The next day, Art has a “good feeling” that if Raylan’s statement is merely coherent, Judge Stephen Root will rule in their favor. In court, Dickie, bedraggled as ever, insists he’s changed and is ready to be a productive citizen again. When it comes time for Raylan to make his statement, instead of leaning on the perfectly legitimate argument that Dickie, with cold-blooded malice, took the life of a righteously awesome woman who was a mother figure to Raylan for many years, he instead brushes off his own feelings (“All things considered, I’m fine”) and essentially dares Judge Stephen Root to let Dickie go. “What the hell?” he says, “Let him out.” He promises to haul Dickie’s ass back to prison next chance he gets, assuming he’s not killed in the process. So with no argument to stand on, the judge has no choice but to let Dickie go free, with Art and Vargas all SMDH in Raylan’s direction.

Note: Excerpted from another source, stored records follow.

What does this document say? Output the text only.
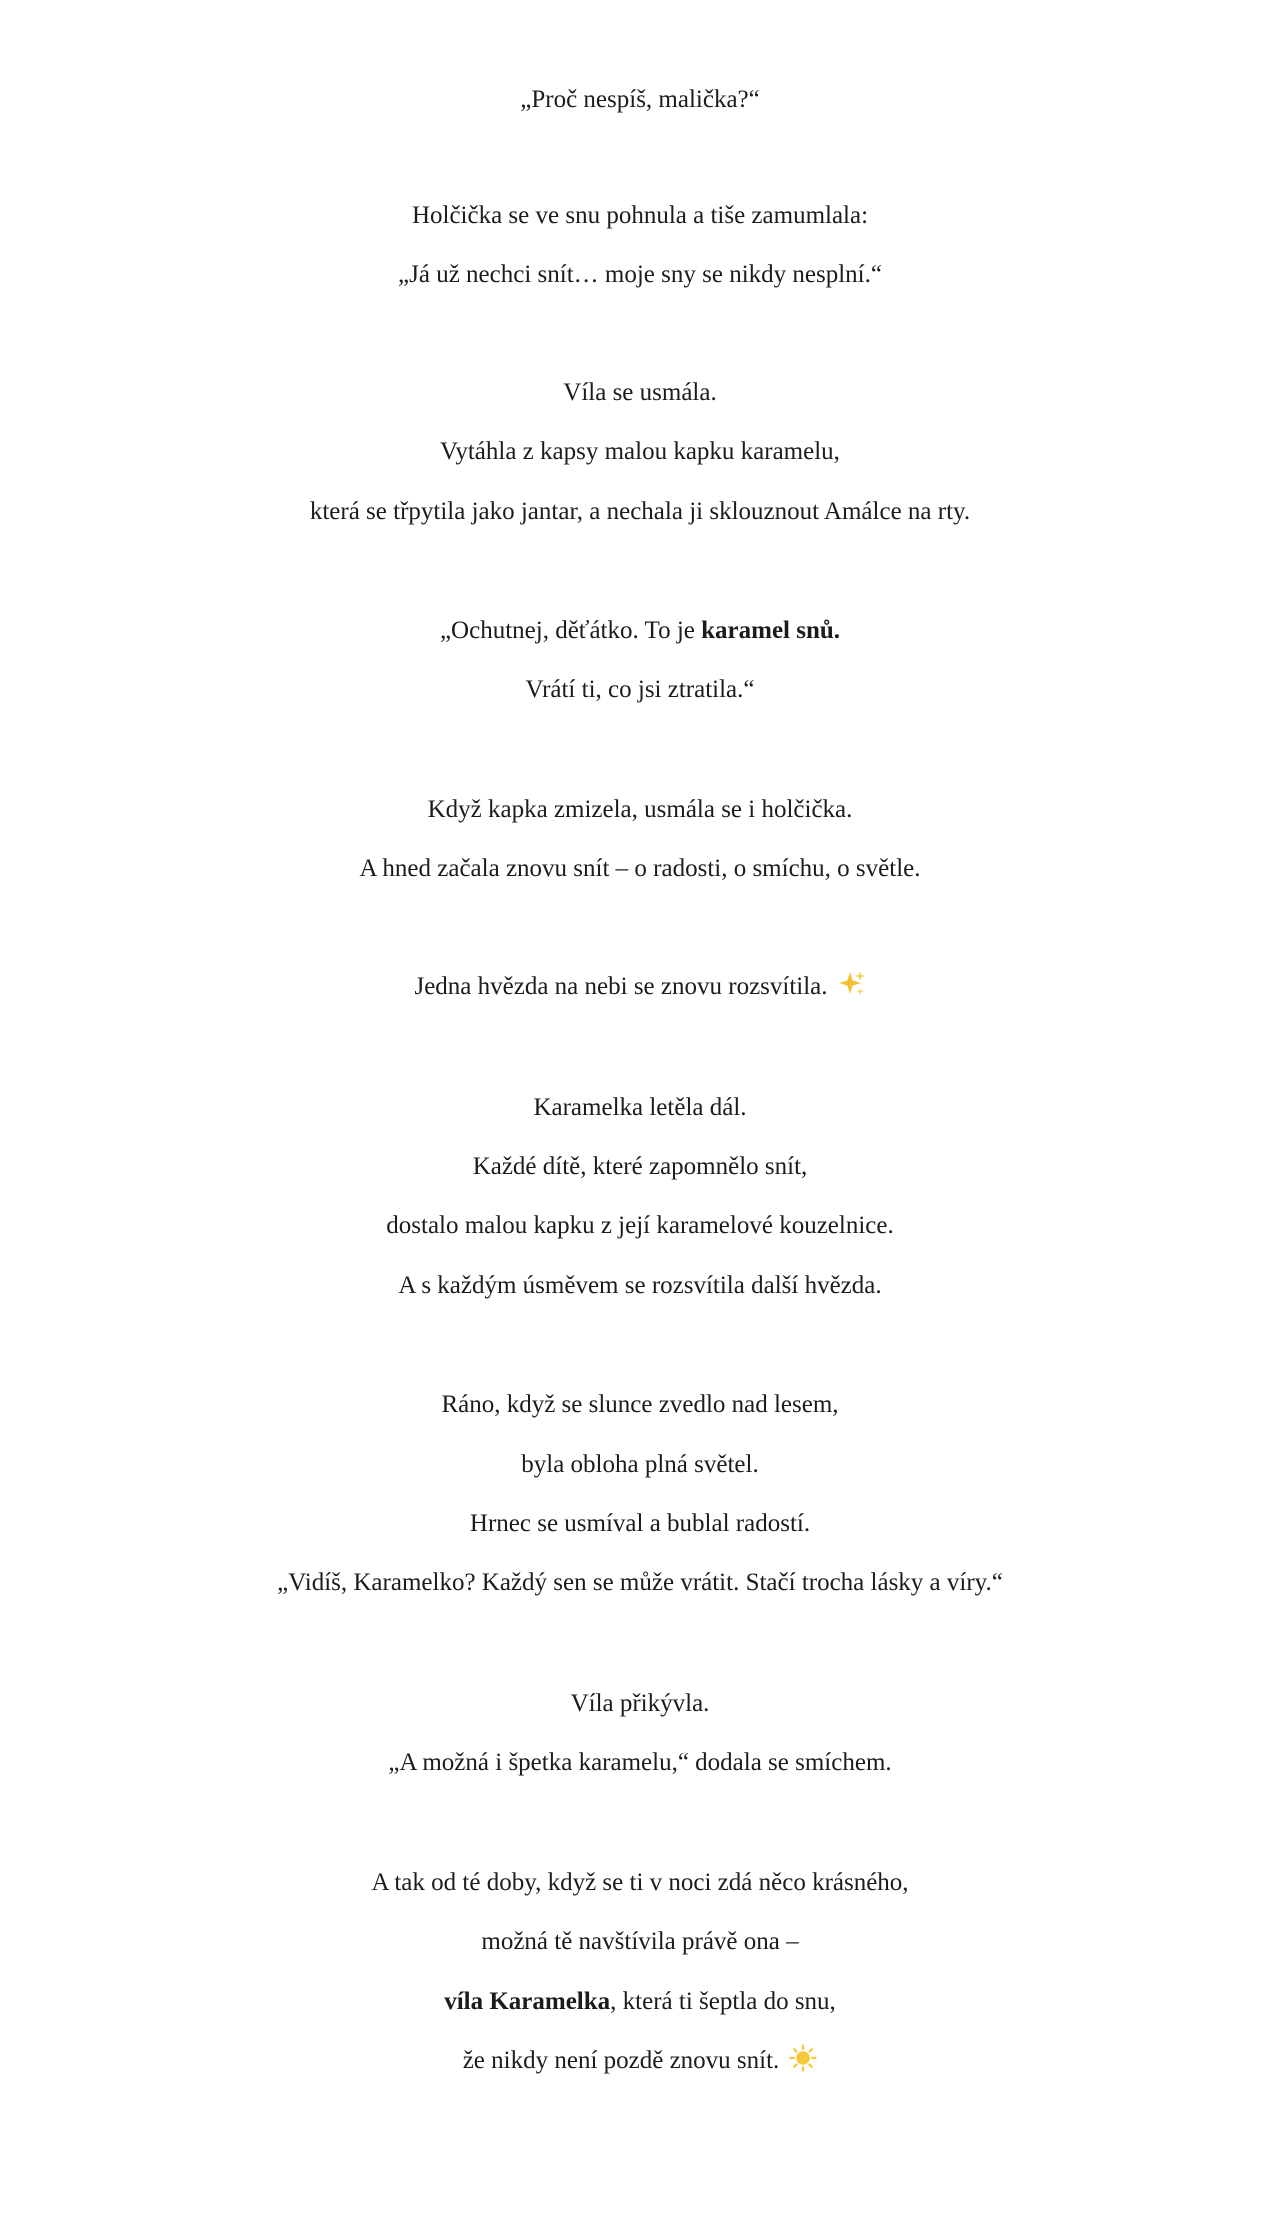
„Proč nespíš, malička?“

Holčička se ve snu pohnula a tiše zamumlala:

„Já už nechci snít… moje sny se nikdy nesplní.“

Víla se usmála.

Vytáhla z kapsy malou kapku karamelu,

která se třpytila jako jantar, a nechala ji sklouznout Amálce na rty.

„Ochutnej, děťátko. To je karamel snů.

Vrátí ti, co jsi ztratila.“

Když kapka zmizela, usmála se i holčička.

A hned začala znovu snít – o radosti, o smíchu, o světle.

Jedna hvězda na nebi se znovu rozsvítila.

Karamelka letěla dál.

Každé dítě, které zapomnělo snít,

dostalo malou kapku z její karamelové kouzelnice.

A s každým úsměvem se rozsvítila další hvězda.

Ráno, když se slunce zvedlo nad lesem,

byla obloha plná světel.

Hrnec se usmíval a bublal radostí.

„Vidíš, Karamelko? Každý sen se může vrátit. Stačí trocha lásky a víry.“

Víla přikývla.

„A možná i špetka karamelu,“ dodala se smíchem.

A tak od té doby, když se ti v noci zdá něco krásného,

možná tě navštívila právě ona –

víla Karamelka, která ti šeptla do snu,

že nikdy není pozdě znovu snít.
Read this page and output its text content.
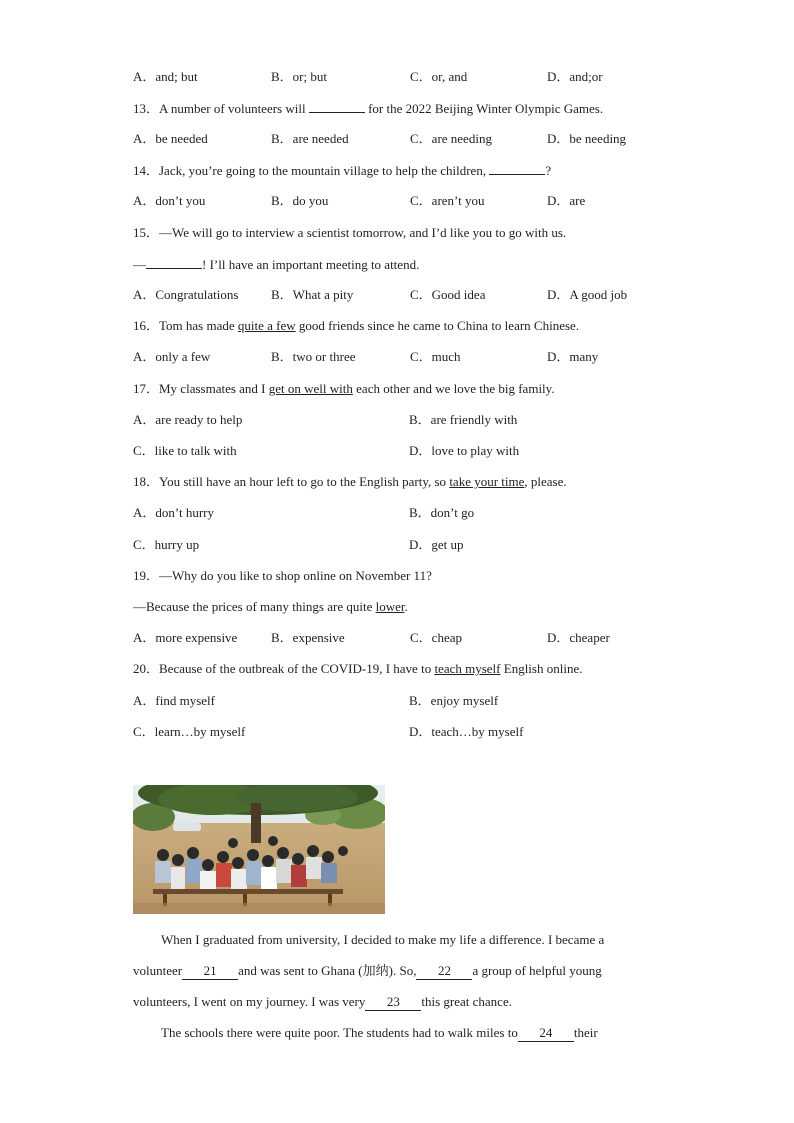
A．and; but	B．or; but	C．or, and	D．and;or
13．A number of volunteers will	for the 2022 Beijing Winter Olympic Games.
A．be needed	B．are needed	C．are needing	D．be needing
14．Jack, you’re going to the mountain village to help the children,	?
A．don’t you	B．do you	C．aren’t you	D．are
15．—We will go to interview a scientist tomorrow, and I’d like you to go with us.
—	! I’ll have an important meeting to attend.
A．Congratulations	B．What a pity	C．Good idea	D．A good job
16．Tom has made quite a few good friends since he came to China to learn Chinese.
A．only a few	B．two or three	C．much	D．many
17．My classmates and I get on well with each other and we love the big family.
A．are ready to help	B．are friendly with
C．like to talk with	D．love to play with
18．You still have an hour left to go to the English party, so take your time, please.
A．don’t hurry	B．don’t go
C．hurry up	D．get up
19．—Why do you like to shop online on November 11?
—Because the prices of many things are quite lower.
A．more expensive	B．expensive	C．cheap	D．cheaper
20．Because of the outbreak of the COVID-19, I have to teach myself English online.
A．find myself	B．enjoy myself
C．learn…by myself	D．teach…by myself
When I graduated from university, I decided to make my life a difference. I became a
volunteer 21 and was sent to Ghana (加纳). So, 22 a group of helpful young
volunteers, I went on my journey. I was very 23 this great chance.
The schools there were quite poor. The students had to walk miles to 24 their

It’s not just law enforcement chagrined at Dickie’s release. Limehouse is not thrilled either, as he expects Dickie to come after his money. Of course, “not thrilled” doesn’t exactly mean “worried,” and Limehouse lays down some sweet metaphors to Errol about hog-slaughtering weather as it relates to his business philosophy.
Finally, the cherry on the top of the Qurazy Quarles story, the man gets manic and talks to himself in the bathroom mirror, snorts some oxy, gets good and naked, and then attends to a bound and helpless Donovan in the bathroom. Stupid armed gay street whores are always so easily mesmerized!
This Week’s Etymology Lesson: He never did get an answer, but Quarles sure let his carpetbagger priggishness fly free when asking Napier about the origin of “Holler” as a term.
Tricks of the Trade From Ava’s Ladies: Try pineapple juice to mitigate the taste of electioneering blow jobs!
Withering Putdown of the Night: If only Dickie were around to hear it, but Raylan summed up his familial situation with the perfect degree of disdain: “There are no more Bennetts. Just Dickie.”
Sexy Raylan/Bartendress Banter That Cuts to Raylan’s Core of the Week: “Does that happen often? People come into bars looking to kill you?” “One of the hazards of being a Marshal, I guess.” “Sure it’s not just one of the hazards of being you?”